Yeah totally. Again, I’m pretty detached about death, but essentially they overdosed me on painkillers just trying to treat my pain. They just titrate it too high and then all of a sudden I'm code blue. My heart is stopped. It's like there is nothing, every time it has happened. It’s so hard to articulate the feeling of literally being brought back into a body that is so hostile and just wishing that you didn't have to be.

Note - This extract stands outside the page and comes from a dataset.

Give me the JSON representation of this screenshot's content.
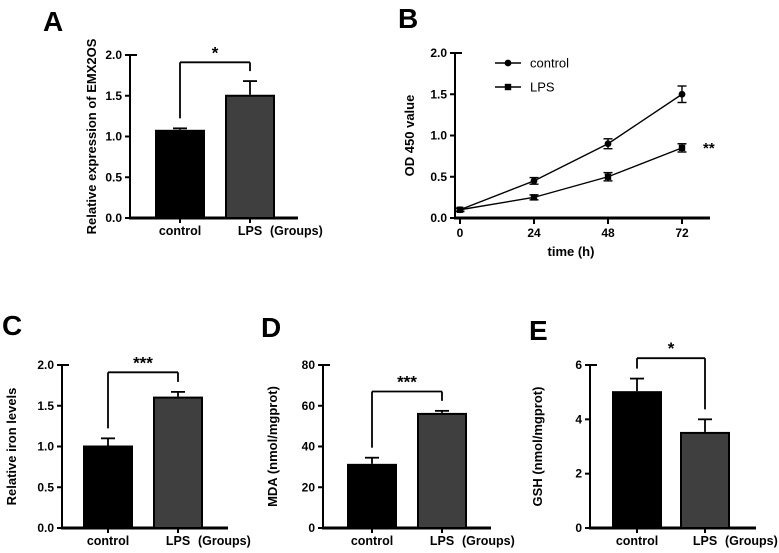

So what place does death occupy for you in your life?

 

My relationship to death now is so tied to other people, it's not even about me at all. Death is about my father—the thought of my father outliving me makes me so sad because I know that that would devastate him. And so when I end up talking about death, it's always like a conversation about love. It sounds saccharine. But it's like that. It's true. It’s true.

 

You’ve talked about the separation you experience of the mind and the body. According to your belief system, where that does that leave the soul?

 

As I've gotten older I've had to reconcile that gap between body, mind and soul. For me, it's the hyper evolved part of the human mind that is so lost in its vast consciousness. That is what the soul is to me. It's that space, that cavern between body and mind where I have to be just to like survive the pain to survive it every day. The concept of the soul ties so much into the holistic thought process that I had to develop around pain just to survive it. It's a place down. Very, very, very, very down. That's where it exists for me. I wouldn’t use the word soul, but it's that's where real consciousness is.

There's nothing more comforting to me than the finality of life. I’ve medically died and been resuscitated roughly 5 times now.

Just to close, do you have any upcoming shows or projects we should keep an eye out for?

 

Yes! I have a solo show at the Barnsdale Museum here in LA in February. It's going to debut first digitally, then half way through the show it'll open physically at a limited capacity.

 

Thank you for your time. This was a fascinating interview.

 

Thank you, I really enjoyed this conversation. I appreciate being able to talk about these topics with someone I trust.